Products should be developed continuously. Every team should have the possibility to design their part of the delivery! An adaptive design, always full stack perspective, and the ability to deliver incrementally is key to a modern development process.

The system architect should encourage and enable this but also anchor the solution vision and remind the teams of the intentional architecture. This could include relevant standardization of technical layers (UX, SW framework, API, DB, technical platform etc.) naming conventions or preferred patterns. Prove in demo and practice to the team how this will speed up the delivery pace and support the product quality. Early feedback from the teams is the most important factor to understand if an architectural decision is contributive or not. This is also a part of the continuous learning cycle that SAFe encourage.

Architecture thinking should be the true enabler for flow. Nota bene – an architecture review boards should never act as an impediment for flow. Architects should also act as ambassadors for improving the DevOps flow to enable continuous exploration, integration, and delivery. You can´t have business agility without investing in technical agility. This will make a huge difference to your product development flow.

Communication and collaboration

The explicit architecture is the perfect communication tool as it contributes to motivate teams and enables collaboration. Every team should have the possibility to see the bigger picture – what are the context, what are the value being created incrementally etc. This is sometimes hard for the business owners or the product management team to clarify.
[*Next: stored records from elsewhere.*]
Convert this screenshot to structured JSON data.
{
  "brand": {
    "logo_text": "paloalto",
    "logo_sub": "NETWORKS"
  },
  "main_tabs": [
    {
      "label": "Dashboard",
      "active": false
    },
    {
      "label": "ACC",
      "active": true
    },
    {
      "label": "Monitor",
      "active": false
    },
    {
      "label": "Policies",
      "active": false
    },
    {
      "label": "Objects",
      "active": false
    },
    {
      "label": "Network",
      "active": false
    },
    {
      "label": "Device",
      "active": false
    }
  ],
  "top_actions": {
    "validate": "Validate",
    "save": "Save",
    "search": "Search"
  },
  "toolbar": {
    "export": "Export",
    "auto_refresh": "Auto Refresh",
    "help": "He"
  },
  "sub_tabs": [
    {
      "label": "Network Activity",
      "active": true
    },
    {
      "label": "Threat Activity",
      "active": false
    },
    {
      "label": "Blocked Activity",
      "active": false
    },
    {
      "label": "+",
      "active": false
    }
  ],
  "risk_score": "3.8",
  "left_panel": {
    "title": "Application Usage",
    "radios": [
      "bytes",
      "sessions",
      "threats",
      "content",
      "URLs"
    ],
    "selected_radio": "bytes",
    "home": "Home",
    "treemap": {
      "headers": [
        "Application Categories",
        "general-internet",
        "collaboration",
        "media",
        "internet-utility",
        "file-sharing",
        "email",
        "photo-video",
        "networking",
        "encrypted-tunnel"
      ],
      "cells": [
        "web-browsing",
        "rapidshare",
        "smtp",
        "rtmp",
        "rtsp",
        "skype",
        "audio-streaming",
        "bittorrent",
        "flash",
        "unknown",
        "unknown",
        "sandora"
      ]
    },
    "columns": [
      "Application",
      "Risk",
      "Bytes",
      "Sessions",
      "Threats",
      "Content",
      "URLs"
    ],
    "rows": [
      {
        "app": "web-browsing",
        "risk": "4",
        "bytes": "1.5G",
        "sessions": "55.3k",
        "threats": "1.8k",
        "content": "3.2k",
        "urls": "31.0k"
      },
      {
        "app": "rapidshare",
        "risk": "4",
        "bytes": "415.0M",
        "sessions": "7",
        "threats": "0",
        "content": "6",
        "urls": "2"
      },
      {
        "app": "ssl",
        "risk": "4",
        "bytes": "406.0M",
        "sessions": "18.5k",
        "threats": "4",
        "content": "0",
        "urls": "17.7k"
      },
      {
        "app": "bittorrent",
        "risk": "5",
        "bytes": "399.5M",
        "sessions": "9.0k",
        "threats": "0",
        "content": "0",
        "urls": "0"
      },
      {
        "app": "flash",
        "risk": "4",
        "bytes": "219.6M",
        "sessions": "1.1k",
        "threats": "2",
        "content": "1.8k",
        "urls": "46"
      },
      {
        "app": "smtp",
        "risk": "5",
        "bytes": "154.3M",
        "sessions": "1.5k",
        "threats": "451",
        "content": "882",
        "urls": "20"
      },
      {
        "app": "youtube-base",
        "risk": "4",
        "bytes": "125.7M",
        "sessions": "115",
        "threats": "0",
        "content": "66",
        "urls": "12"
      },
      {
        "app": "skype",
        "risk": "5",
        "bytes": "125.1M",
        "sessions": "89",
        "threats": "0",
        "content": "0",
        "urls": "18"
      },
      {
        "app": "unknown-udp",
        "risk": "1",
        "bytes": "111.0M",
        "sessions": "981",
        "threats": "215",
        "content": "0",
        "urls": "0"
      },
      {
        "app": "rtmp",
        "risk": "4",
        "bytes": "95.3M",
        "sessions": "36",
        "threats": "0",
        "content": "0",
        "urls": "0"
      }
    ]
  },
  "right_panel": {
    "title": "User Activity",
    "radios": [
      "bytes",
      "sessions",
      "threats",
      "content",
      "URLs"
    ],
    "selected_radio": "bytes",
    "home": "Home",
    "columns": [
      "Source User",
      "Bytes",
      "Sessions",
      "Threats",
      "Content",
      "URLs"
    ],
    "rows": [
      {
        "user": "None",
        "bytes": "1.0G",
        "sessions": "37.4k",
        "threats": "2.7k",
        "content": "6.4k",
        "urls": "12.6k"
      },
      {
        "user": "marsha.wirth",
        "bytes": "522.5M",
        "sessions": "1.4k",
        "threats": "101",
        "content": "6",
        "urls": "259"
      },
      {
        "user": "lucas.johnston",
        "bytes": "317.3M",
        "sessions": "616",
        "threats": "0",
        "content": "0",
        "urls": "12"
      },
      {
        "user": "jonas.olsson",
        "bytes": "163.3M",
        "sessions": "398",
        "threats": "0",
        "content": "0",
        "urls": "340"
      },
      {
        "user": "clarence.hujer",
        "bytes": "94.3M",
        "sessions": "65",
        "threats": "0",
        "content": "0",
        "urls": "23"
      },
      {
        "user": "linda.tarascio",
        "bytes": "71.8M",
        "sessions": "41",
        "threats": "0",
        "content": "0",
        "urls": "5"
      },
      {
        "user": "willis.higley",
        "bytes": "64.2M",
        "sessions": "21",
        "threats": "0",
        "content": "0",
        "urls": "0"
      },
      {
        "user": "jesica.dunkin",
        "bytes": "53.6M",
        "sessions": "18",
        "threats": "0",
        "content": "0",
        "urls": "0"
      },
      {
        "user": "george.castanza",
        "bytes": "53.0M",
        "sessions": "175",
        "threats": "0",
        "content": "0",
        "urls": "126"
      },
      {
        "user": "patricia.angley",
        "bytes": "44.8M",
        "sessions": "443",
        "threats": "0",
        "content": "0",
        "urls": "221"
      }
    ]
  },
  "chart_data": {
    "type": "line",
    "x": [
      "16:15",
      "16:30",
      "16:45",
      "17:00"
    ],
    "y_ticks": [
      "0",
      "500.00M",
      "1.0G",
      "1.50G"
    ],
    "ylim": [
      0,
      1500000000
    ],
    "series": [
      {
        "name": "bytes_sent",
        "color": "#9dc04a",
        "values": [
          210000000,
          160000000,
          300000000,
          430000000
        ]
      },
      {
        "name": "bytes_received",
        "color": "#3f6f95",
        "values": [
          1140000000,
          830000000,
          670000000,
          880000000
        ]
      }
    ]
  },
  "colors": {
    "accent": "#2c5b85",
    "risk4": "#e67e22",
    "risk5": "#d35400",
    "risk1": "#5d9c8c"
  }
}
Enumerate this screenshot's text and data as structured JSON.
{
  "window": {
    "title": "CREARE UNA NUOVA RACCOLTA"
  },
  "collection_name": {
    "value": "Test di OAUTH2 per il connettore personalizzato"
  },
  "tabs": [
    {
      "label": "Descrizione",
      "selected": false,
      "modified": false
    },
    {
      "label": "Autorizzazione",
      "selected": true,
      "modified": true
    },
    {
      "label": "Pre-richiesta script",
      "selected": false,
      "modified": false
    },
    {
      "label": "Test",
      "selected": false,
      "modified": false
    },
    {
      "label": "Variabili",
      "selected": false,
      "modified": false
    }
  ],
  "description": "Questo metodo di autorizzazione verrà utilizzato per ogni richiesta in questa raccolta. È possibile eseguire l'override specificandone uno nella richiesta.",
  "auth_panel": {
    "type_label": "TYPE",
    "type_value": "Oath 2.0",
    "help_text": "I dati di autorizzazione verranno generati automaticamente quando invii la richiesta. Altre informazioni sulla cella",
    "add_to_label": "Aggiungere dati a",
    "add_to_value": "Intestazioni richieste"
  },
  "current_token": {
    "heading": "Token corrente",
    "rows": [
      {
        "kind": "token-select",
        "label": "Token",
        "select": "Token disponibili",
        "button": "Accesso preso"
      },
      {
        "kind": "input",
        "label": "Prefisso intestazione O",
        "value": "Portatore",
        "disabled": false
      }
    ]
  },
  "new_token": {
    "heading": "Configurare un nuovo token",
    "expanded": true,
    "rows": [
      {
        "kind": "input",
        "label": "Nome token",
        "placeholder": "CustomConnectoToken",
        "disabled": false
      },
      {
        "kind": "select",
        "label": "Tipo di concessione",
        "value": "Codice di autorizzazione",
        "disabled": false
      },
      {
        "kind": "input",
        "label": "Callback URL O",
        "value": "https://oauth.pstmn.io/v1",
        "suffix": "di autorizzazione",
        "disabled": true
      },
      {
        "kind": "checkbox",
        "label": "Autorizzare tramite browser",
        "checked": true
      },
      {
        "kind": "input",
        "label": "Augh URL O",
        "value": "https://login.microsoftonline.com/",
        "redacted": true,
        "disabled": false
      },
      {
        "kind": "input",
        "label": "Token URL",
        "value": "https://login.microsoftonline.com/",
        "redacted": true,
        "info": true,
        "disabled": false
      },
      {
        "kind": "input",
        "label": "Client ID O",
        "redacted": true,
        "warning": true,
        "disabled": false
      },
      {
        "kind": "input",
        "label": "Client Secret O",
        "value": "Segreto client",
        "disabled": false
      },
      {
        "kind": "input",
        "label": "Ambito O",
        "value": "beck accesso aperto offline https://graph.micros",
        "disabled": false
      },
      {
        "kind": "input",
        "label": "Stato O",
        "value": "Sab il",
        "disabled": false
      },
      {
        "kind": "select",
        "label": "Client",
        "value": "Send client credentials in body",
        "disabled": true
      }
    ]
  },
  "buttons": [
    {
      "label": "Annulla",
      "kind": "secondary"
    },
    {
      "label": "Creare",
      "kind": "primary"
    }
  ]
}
Model it out, use your architectural skills to visualize different perspectives and views of the product and the solution. Customer perspective, financial perspective, development vs operation perspective etc. The architect should be the true facilitator for this. Just enough modeling and documentation is key though and mitigation of all sorts of analysis-paralysis manners without focus on value creation.

Architects should be available to the different development teams all the way and encourage communication and collaboration. Bridge the classical gaps between business vs IT, development vs operation and utilize the architect elevator between the strategic and operational levels.

This is a We Are Movement associate blog entry by Johanna Värild.